---
title: "Pattern highlighting with Python | Nutrient DCS"
canonical_url: "https://www.nutrient.io/guides/document-converter/document-converter-services/document-security/pattern-highlighting-using-python/"
md_url: "https://www.nutrient.io/guides/document-converter/document-converter-services/document-security/pattern-highlighting-using-python.md"
last_updated: "2026-06-08T09:14:14.317Z"
description: "Highlight text patterns in documents using Python and Nutrient Document Converter Services. Complete code example with regex pattern matching."
---

This guide demonstrates how to implement pattern highlighting in PDF documents using Python and Nutrient Document Converter Services (DCS). Pattern highlighting visually marks specific text patterns without removing the underlying content, making it ideal for:

- **Document review workflows** - Mark sensitive information for review before publication

- **Compliance auditing** - Highlight regulated data patterns for verification

- **Content analysis** - Identify and mark key information patterns for further processing

- **Training materials** - Emphasize important concepts or data in educational documents

Unlike pattern redaction, which permanently removes content, highlighting preserves the original text while making it visually distinct. This approach is particularly useful when you need to mark content for human review or maintain document integrity while indicating areas of interest.

You can run this code in any Python environment with access to the [Zeep library](https://docs.python-zeep.org/en/master/in_depth.html#).

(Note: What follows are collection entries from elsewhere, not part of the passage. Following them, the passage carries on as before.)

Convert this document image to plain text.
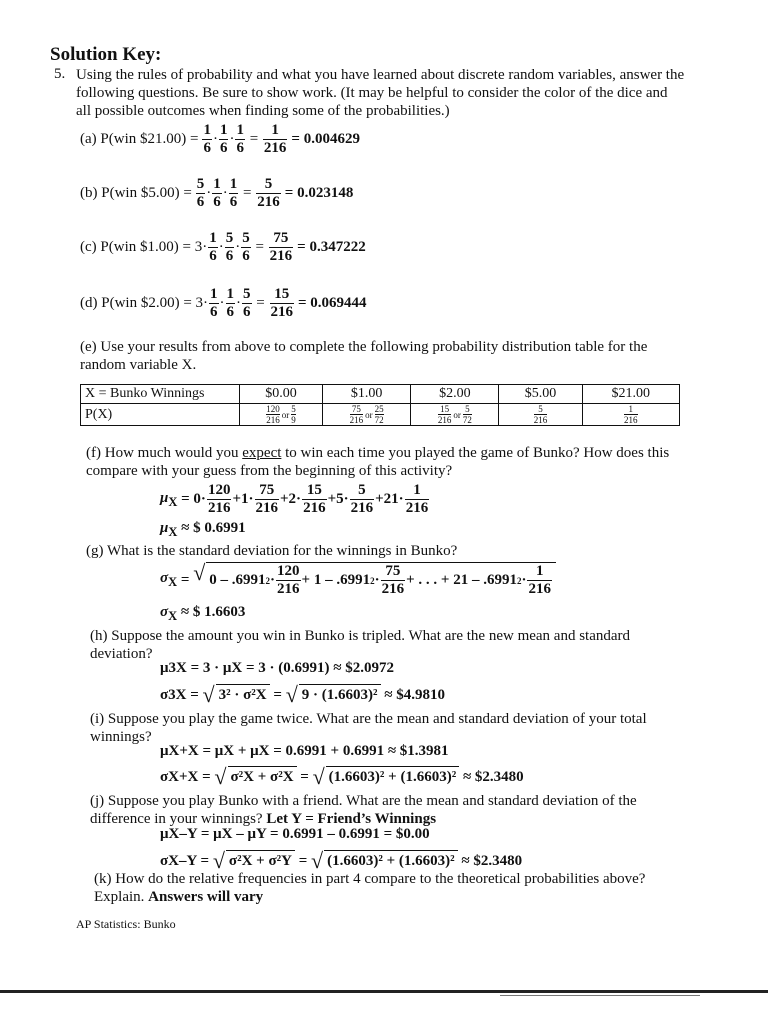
Solution Key:
5. Using the rules of probability and what you have learned about discrete random variables, answer the following questions. Be sure to show work. (It may be helpful to consider the color of the dice and all possible outcomes when finding some of the probabilities.)
(a) P(win $21.00) = $\frac{1}{6} \cdot \frac{1}{6} \cdot \frac{1}{6} = \frac{1}{216} = 0.004629$
(b) P(win $5.00) = $\frac{5}{6} \cdot \frac{1}{6} \cdot \frac{1}{6} = \frac{5}{216} = 0.023148$
(c) P(win $1.00) = $3\cdot \frac{1}{6} \cdot \frac{5}{6} \cdot \frac{5}{6} = \frac{75}{216} = 0.347222$
(d) P(win $2.00) = $3\cdot \frac{1}{6} \cdot \frac{1}{6} \cdot \frac{5}{6} = \frac{15}{216} = 0.069444$
(e) Use your results from above to complete the following probability distribution table for the random variable X.
X = Bunko Winnings	$0.00	$1.00	$2.00	$5.00	$21.00
P(X)	$\frac{120}{216}$ or $\frac{5}{9}$	$\frac{75}{216}$ or $\frac{25}{72}$	$\frac{15}{216}$ or $\frac{5}{72}$	$\frac{5}{216}$	$\frac{1}{216}$
(f) How much would you expect to win each time you played the game of Bunko? How does this compare with your guess from the beginning of this activity?
$\mu_X$
= $0\cdot \frac{120}{216} +1\cdot \frac{75}{216} +2\cdot \frac{15}{216} +5\cdot \frac{5}{216} +21\cdot \frac{1}{216}$
$\mu_X$ ≈ $ 0.6991
(g) What is the standard deviation for the winnings in Bunko?
$\sigma_X$ = √ 0 – .6991 $2 \cdot \frac{120}{216} + 1 - .6991$ $2 \cdot \frac{75}{216}$ + . . . + 21 – .6991 $2 \cdot \frac{1}{216}$
$\sigma_X$ ≈ $ 1.6603
(h) Suppose the amount you win in Bunko is tripled. What are the new mean and standard deviation?
μ3X = 3 · μX = 3 · (0.6991) ≈ $2.0972
σ3X =
√ 3² · σ²X
=
√ 9 · (1.6603)²
≈ $4.9810
(i) Suppose you play the game twice. What are the mean and standard deviation of your total winnings?
μX+X = μX + μX = 0.6991 + 0.6991 ≈ $1.3981
σX+X =
√ σ²X + σ²X
=
√ (1.6603)² + (1.6603)²
≈ $2.3480
(j) Suppose you play Bunko with a friend. What are the mean and standard deviation of the difference in your winnings? Let Y = Friend’s Winnings
μX–Y = μX – μY = 0.6991 – 0.6991 = $0.00
σX–Y =
√ σ²X + σ²Y
=
√ (1.6603)² + (1.6603)²
≈ $2.3480
(k) How do the relative frequencies in part 4 compare to the theoretical probabilities above? Explain. Answers will vary
AP Statistics: Bunko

The Zeep library enables interaction with Web Services Description Language (WSDL), which defines how to call the web services and describes the data structures returned. Nutrient Document Converter Services (DCS) provides these WSDL definitions for document highlighting operations.

## Prerequisites

Before implementing pattern highlighting, ensure you have:

- Python 3.x installed on your system

- The Zeep library installed (`pip install zeep`)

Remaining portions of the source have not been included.